During architecture development, reviews usually require that:
- business requirements are reasonably firm
- the enterprise architecture is reasonably firm
- the target architecture can be assessed meaningfully
During project implementation, reviews occur at specific checkpoints within project execution.
These checkpoints allow the Enterprise Architect to assess conformance before implementation drift becomes too expensive to correct.
Checklists
TOGAF structures compliance reviews with checklists.
The target architecture checklist supports compliance assessment during architecture development.
In this context:
- the Enterprise Architect assesses the target architecture
- stakeholders approve the target architecture
- a negative response leads to reworking the target architecture or cancelling the architecture project
The implementation and other change checklist supports governance during the implementation phase.
In this context, the Enterprise Architect acts as:
- an auditor, through compliance assessments
- an architect, through recommendations
Recommendations after assessment
Recommendations are based on an impact assessment.
The recommendation may be to:
- enforce compliance
- provide temporary relief
- change the target architecture
This is important because non-compliance is not always handled the same way.
Sometimes the project must be brought back into compliance. Sometimes temporary relief is justified.
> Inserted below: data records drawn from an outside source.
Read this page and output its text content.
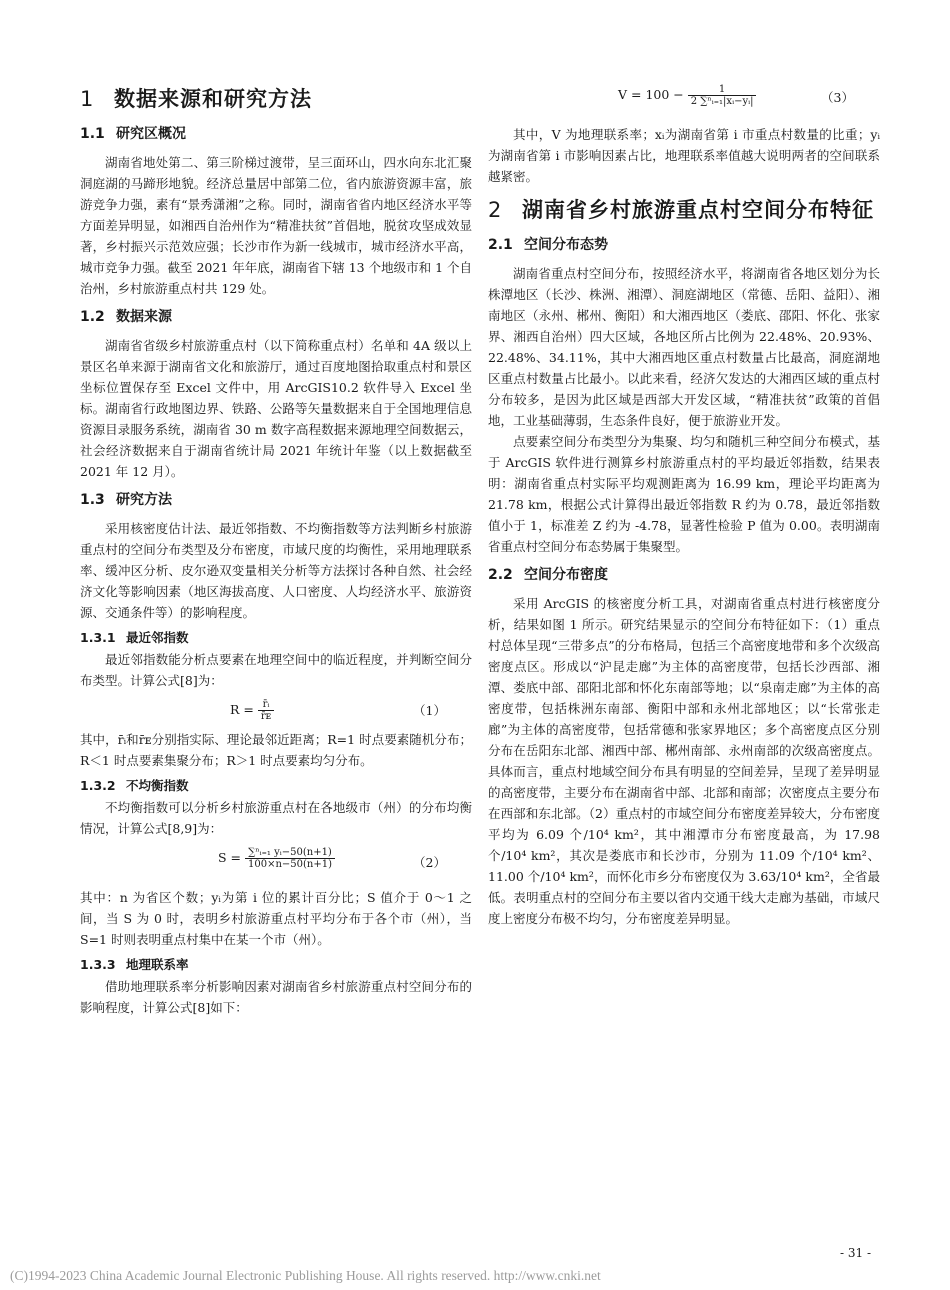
1 数据来源和研究方法
1.1 研究区概况

湖南省地处第二、第三阶梯过渡带，呈三面环山，四水向东北汇聚洞庭湖的马蹄形地貌。经济总量居中部第二位，省内旅游资源丰富，旅游竞争力强，素有“景秀潇湘”之称。同时，湖南省省内地区经济水平等方面差异明显，如湘西自治州作为“精准扶贫”首倡地，脱贫攻坚成效显著，乡村振兴示范效应强；长沙市作为新一线城市，城市经济水平高，城市竞争力强。截至 2021 年年底，湖南省下辖 13 个地级市和 1 个自治州，乡村旅游重点村共 129 处。

1.2 数据来源

湖南省省级乡村旅游重点村（以下简称重点村）名单和 4A 级以上景区名单来源于湖南省文化和旅游厅，通过百度地图拾取重点村和景区坐标位置保存至 Excel 文件中，用 ArcGIS10.2 软件导入 Excel 坐标。湖南省行政地图边界、铁路、公路等矢量数据来自于全国地理信息资源目录服务系统，湖南省 30 m 数字高程数据来源地理空间数据云，社会经济数据来自于湖南省统计局 2021 年统计年鉴（以上数据截至 2021 年 12 月）。

1.3 研究方法

采用核密度估计法、最近邻指数、不均衡指数等方法判断乡村旅游重点村的空间分布类型及分布密度，市域尺度的均衡性，采用地理联系率、缓冲区分析、皮尔逊双变量相关分析等方法探讨各种自然、社会经济文化等影响因素（地区海拔高度、人口密度、人均经济水平、旅游资源、交通条件等）的影响程度。

1.3.1 最近邻指数

最近邻指数能分析点要素在地理空间中的临近程度，并判断空间分布类型。计算公式[8]为：

$R = \frac{\text{r̄ᵢ}}{\text{r̄ᴇ}}$	（1）

其中，r̄ᵢ和r̄ᴇ分别指实际、理论最邻近距离；R=1 时点要素随机分布；R＜1 时点要素集聚分布；R＞1 时点要素均匀分布。

1.3.2 不均衡指数

不均衡指数可以分析乡村旅游重点村在各地级市（州）的分布均衡情况，计算公式[8,9]为：

$S = \frac{\text{∑ⁿᵢ₌₁ yᵢ−50(n+1)}}{100\times n-50(n+1)}$	（2）

其中：n 为省区个数；yᵢ为第 i 位的累计百分比；S 值介于 0～1 之间，当 S 为 0 时，表明乡村旅游重点村平均分布于各个市（州），当 S=1 时则表明重点村集中在某一个市（州）。

1.3.3 地理联系率

借助地理联系率分析影响因素对湖南省乡村旅游重点村空间分布的影响程度，计算公式[8]如下：

$V = 100 - \frac{1}{\text{2 ∑ⁿᵢ₌₁|xᵢ−yᵢ|}}$	（3）

其中，V 为地理联系率；xᵢ为湖南省第 i 市重点村数量的比重；yᵢ为湖南省第 i 市影响因素占比，地理联系率值越大说明两者的空间联系越紧密。

2 湖南省乡村旅游重点村空间分布特征
2.1 空间分布态势

湖南省重点村空间分布，按照经济水平，将湖南省各地区划分为长株潭地区（长沙、株洲、湘潭）、洞庭湖地区（常德、岳阳、益阳）、湘南地区（永州、郴州、衡阳）和大湘西地区（娄底、邵阳、怀化、张家界、湘西自治州）四大区域，各地区所占比例为 22.48%、20.93%、22.48%、34.11%，其中大湘西地区重点村数量占比最高，洞庭湖地区重点村数量占比最小。以此来看，经济欠发达的大湘西区域的重点村分布较多，是因为此区域是西部大开发区域，“精准扶贫”政策的首倡地，工业基础薄弱，生态条件良好，便于旅游业开发。

点要素空间分布类型分为集聚、均匀和随机三种空间分布模式，基于 ArcGIS 软件进行测算乡村旅游重点村的平均最近邻指数，结果表明：湖南省重点村实际平均观测距离为 16.99 km，理论平均距离为 21.78 km，根据公式计算得出最近邻指数 R 约为 0.78，最近邻指数值小于 1，标准差 Z 约为 -4.78，显著性检验 P 值为 0.00。表明湖南省重点村空间分布态势属于集聚型。

2.2 空间分布密度

采用 ArcGIS 的核密度分析工具，对湖南省重点村进行核密度分析，结果如图 1 所示。研究结果显示的空间分布特征如下：（1）重点村总体呈现“三带多点”的分布格局，包括三个高密度地带和多个次级高密度点区。形成以“沪昆走廊”为主体的高密度带，包括长沙西部、湘潭、娄底中部、邵阳北部和怀化东南部等地；以“泉南走廊”为主体的高密度带，包括株洲东南部、衡阳中部和永州北部地区；以“长常张走廊”为主体的高密度带，包括常德和张家界地区；多个高密度点区分别分布在岳阳东北部、湘西中部、郴州南部、永州南部的次级高密度点。具体而言，重点村地域空间分布具有明显的空间差异，呈现了差异明显的高密度带，主要分布在湖南省中部、北部和南部；次密度点主要分布在西部和东北部。（2）重点村的市域空间分布密度差异较大，分布密度平均为 6.09 个/10⁴ km²，其中湘潭市分布密度最高，为 17.98 个/10⁴ km²，其次是娄底市和长沙市，分别为 11.09 个/10⁴ km²、11.00 个/10⁴ km²，而怀化市乡分布密度仅为 3.63/10⁴ km²，全省最低。表明重点村的空间分布主要以省内交通干线大走廊为基础，市域尺度上密度分布极不均匀，分布密度差异明显。

- 31 -
(C)1994-2023 China Academic Journal Electronic Publishing House. All rights reserved. http://www.cnki.net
Sometimes the implementation reveals that the target architecture itself needs to change.
Assessment vs review
The terms are related but not identical.
| Concept | Meaning |
|---|---|
| Architecture Compliance Review | the governance process of reviewing architecture or implementation compliance |
| Architecture Compliance Assessment | the deliverable that records progress, status, checklist results, findings, and recommendations |
In simple terms, the review is the activity, and the assessment is the documented output.
Exam note
- Compliance reviews and assessments are key Phase G governance tools.
- The Architecture Compliance Assessment governs architecture through project implementation.
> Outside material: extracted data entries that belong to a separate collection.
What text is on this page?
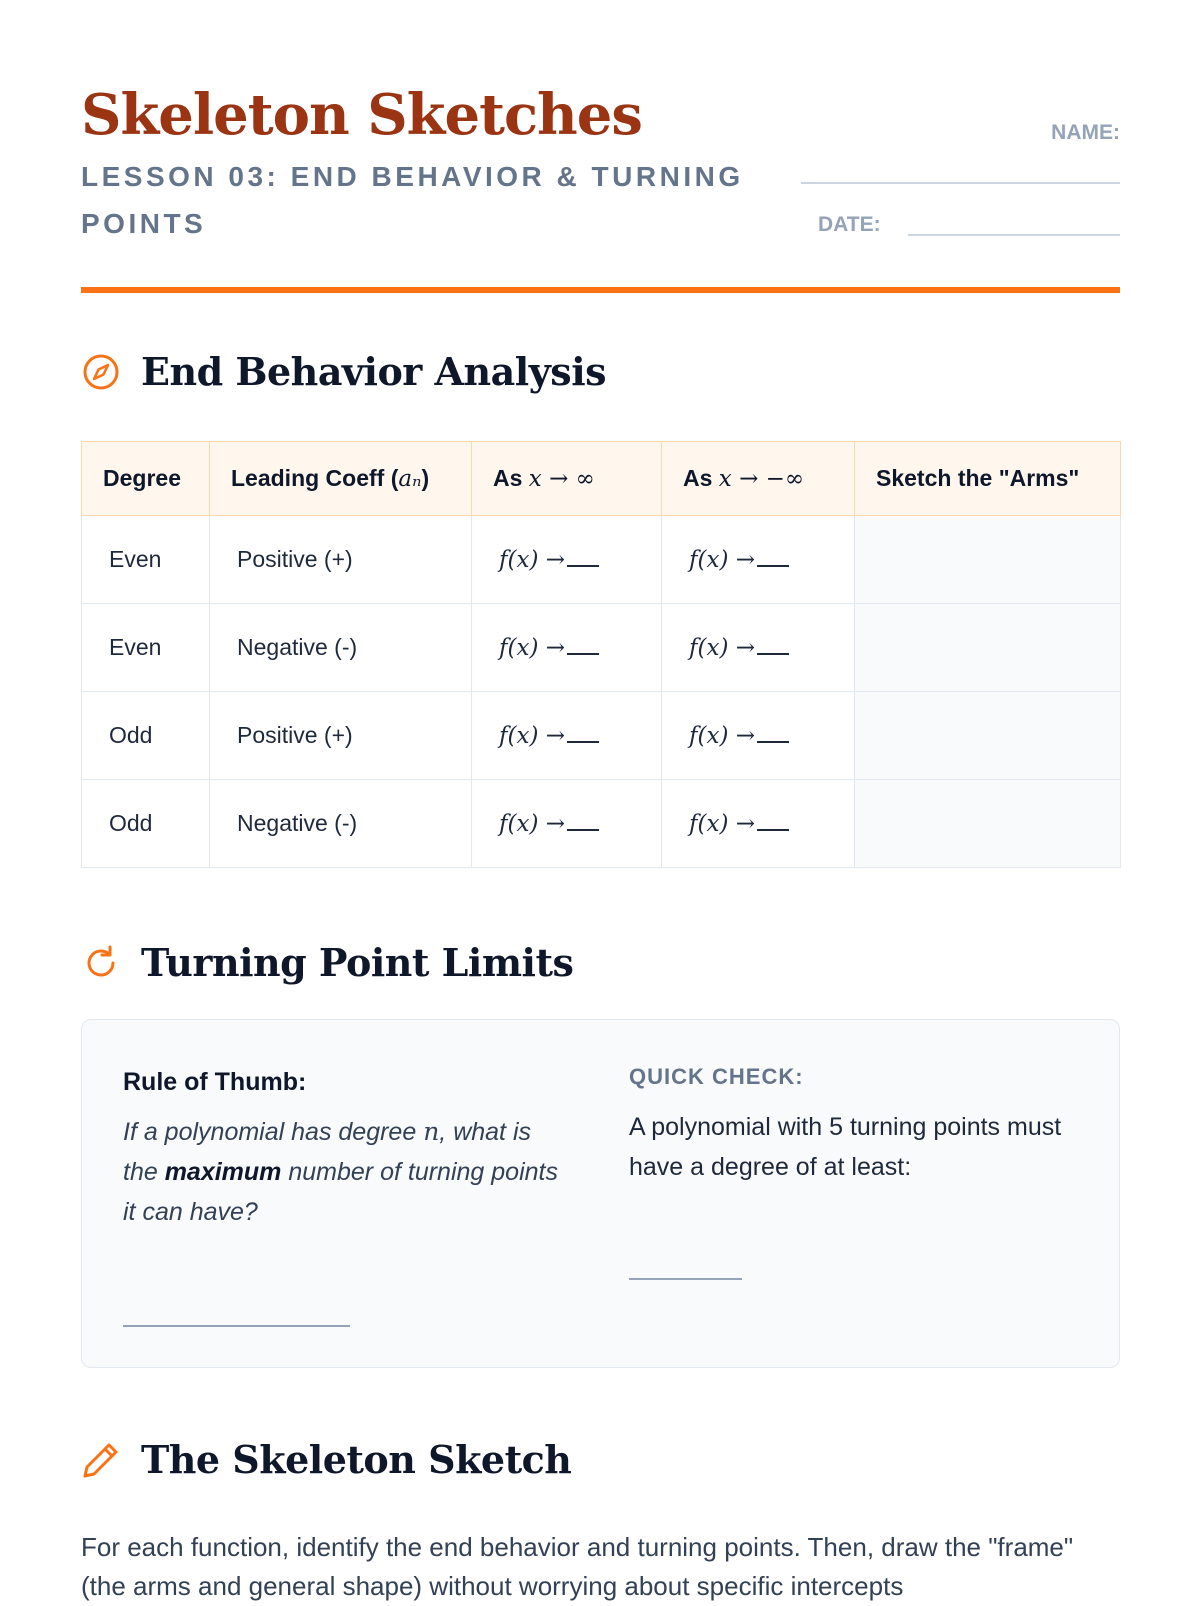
Skeleton Sketches
LESSON 03: END BEHAVIOR & TURNING POINTS
NAME:
DATE:
End Behavior Analysis
Degree	Leading Coeff (aₙ)	As x → ∞	As x → −∞	Sketch the "Arms"
Even	Positive (+)	f(x) →	f(x) →	
Even	Negative (-)	f(x) →	f(x) →	
Odd	Positive (+)	f(x) →	f(x) →	
Odd	Negative (-)	f(x) →	f(x) →	
Turning Point Limits
Rule of Thumb:
If a polynomial has degree n, what is the maximum number of turning points it can have?
QUICK CHECK:
A polynomial with 5 turning points must have a degree of at least:
The Skeleton Sketch

For each function, identify the end behavior and turning points. Then, draw the "frame" (the arms and general shape) without worrying about specific intercepts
- It checks whether realized design and implementation align with strategic objectives, architecture objectives, and the Architecture Vision.
- It helps feed implementation learning back into the architecture process.
- In Phase G, it validates implementation against the Architecture Requirements Specification and work packages.
- In Phase H, it helps assess realized value against stakeholder requirements and constraints.
- The Architecture Compliance Review is the process of validating compliance.
- Reviews happen at specific milestones and checkpoints.
- During implementation, the Enterprise Architect acts as auditor through assessments and architect through recommendations.
- Possible recommendations include enforcing compliance, granting temporary relief, or changing the target architecture.